Coach Ramagli e Krubally commentano la sconfitta contro Venezia

Fonte: PistoiaBasket2000.com

 

Non usa giri di parole Alessandro Ramagli per raccontare la partita contro la Reyer:

“Arrivando in sala stampa ho incontrato una decina di tifosi che mi hanno dato una pacca sulla spalla dicendomi di non mollare e di avere forza. Beh, se ci credono questi dieci, noi siamo autorizzati a giocare una partita remissiva come questa e a intristirci perché sbagliamo un tiro facile da sotto o prendiamo un canestro evitabile contro Venezia? Fa parte del gioco. Loro sono forti, ma non può accadere che noi ci indeboliamo a causa dei nostri errori. Il problema è che se ti abitui a farlo, e già avevo avuto alcuni sentori, poi questo tipo di atteggiamento te lo porti dietro anche in quelle partite che, a differenza di stasera, puoi anche provare a vincere. E’ importante che questa partita ci insegni che noi dobbiamo essere quelli brutti, sporchi, cattivi che abbiamo dimostrato di saper essere anche in diverse partite del precampionato, perché questo è il nostro dna”.

Ramagli poi chiarisce ulteriormente il concetto:

“Abbiamo finito il quarto periodo senza nemmeno essere andati in bonus: noi dobbiamo anche tirare due schiaffi, se serve. Se vogliamo che il pubblico ci sostenga e ci spinga, dobbiamo essere noi a dare qualcosa a loro: stasera in quelle due, tre folate che abbiamo avuto, i tifosi ci sono venuti dietro, perché è così che funziona! Ma se non c’è la voglia di combattere e ci spaventiamo di fronte alla montagna che abbiamo da scalare di fronte a noi, allora tutto diventa più difficile. Noi dobbiamo voler provare a scalare anche montagne come quelle di stasera, guardare sempre la vetta, non giù verso la valle, anche perché poi arriveranno magari montagne più basse, ma se non saremo abituati a scalarle, ci sembreranno troppo alte anche quelle. Dobbiamo risintonizzarci su quelle che sono le nostre frequenze: le nostre frequenze non sono quelle delle Final Eight, delle vittorie roboanti, sono quelle della squadra che deve combattere dal primo all’ultimo minuto. Quindi c’è da toglierci in fretta di dosso tristezza e negatività e giocare le partite, non limitarci a guardarle passivamente!”

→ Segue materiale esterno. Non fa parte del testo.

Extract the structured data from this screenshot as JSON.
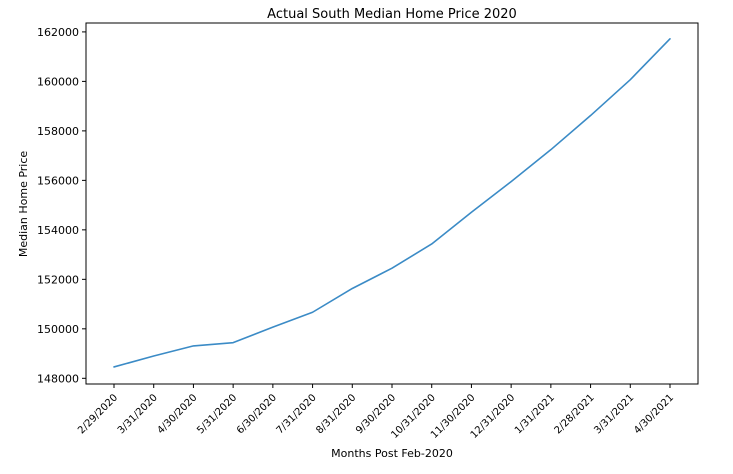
{
  "chart_data": {
    "type": "line",
    "title": "Actual South Median Home Price 2020",
    "xlabel": "Months Post Feb-2020",
    "ylabel": "Median Home Price",
    "categories": [
      "2/29/2020",
      "3/31/2020",
      "4/30/2020",
      "5/31/2020",
      "6/30/2020",
      "7/31/2020",
      "8/31/2020",
      "9/30/2020",
      "10/31/2020",
      "11/30/2020",
      "12/31/2020",
      "1/31/2021",
      "2/28/2021",
      "3/31/2021",
      "4/30/2021"
    ],
    "series": [
      {
        "color": "#3b8bc6",
        "values": [
          148460,
          148900,
          149310,
          149440,
          150070,
          150670,
          151630,
          152450,
          153430,
          154710,
          155950,
          157240,
          158620,
          160070,
          161720
        ]
      }
    ],
    "ylim": [
      147770,
      162360
    ],
    "yticks": [
      148000,
      150000,
      152000,
      154000,
      156000,
      158000,
      160000,
      162000
    ],
    "grid": false,
    "legend": "none"
  }
}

A parlare fra i giocatori Ousman Krubally:

“È stata una partita difficile, perché loro sono una squadra solida, forte. Da martedì dovremmo pensare a correggere gli errori che abbiamo commesso: da questa partita dobbiamo prendere gli aspetti negativi e positivi per poter crescere. Abbiamo fatto delle cose sbagliate -prosegue il giocatore statunitense- ma ci sono state anche delle note positive. Siamo una squadra di giovani e giocatori più esperti, dobbiamo aiutarci a vicenda. E’ normale essere arrabbiati, ma ancora è presto, c’è tanto margine di miglioramento e dobbiamo rimanere positivi. Abbiamo avuto delle difficoltà perché quando le cose non vanno come vorresti, quando hai lavorato tanto e poi non ti riesce ciò che hai preparato, ci si sente un po’ smarriti, è inevitabile. Dobbiamo continuare a lavorare duro: una partita di basket è una maratona, non una gara di velocità, bisogna mantenere la concentrazione e la fiducia. Dobbiamo crescere mentalmente, prepararci insieme e lavorare l’uno per l’altro.”

Il pubblico ha comunque applaudito i ragazzi a fine partita:

“L’applauso finale della gente è stato molto importante. Prima di venire a Pistoia avevo sentito parlare della passione che la gente ha qui per questo sport: il pubblico qui diventa la nostra famiglia, è il nostro sesto uomo. Siamo grati per il supporto, e ringrazio per la vicinanza che ci hanno fatto sentire alla fine, nonostante il risultato. I tifosi credo che vogliano vedere la squadra lottare, e noi siamo una squadra di combattenti: non è stato così forse stasera, ma lo dimostreremo, e spero che tutti lo vedano. Dobbiamo essere pronti, e iniziare a prepararci al meglio per Milano e poi per la prossima partita in casa.”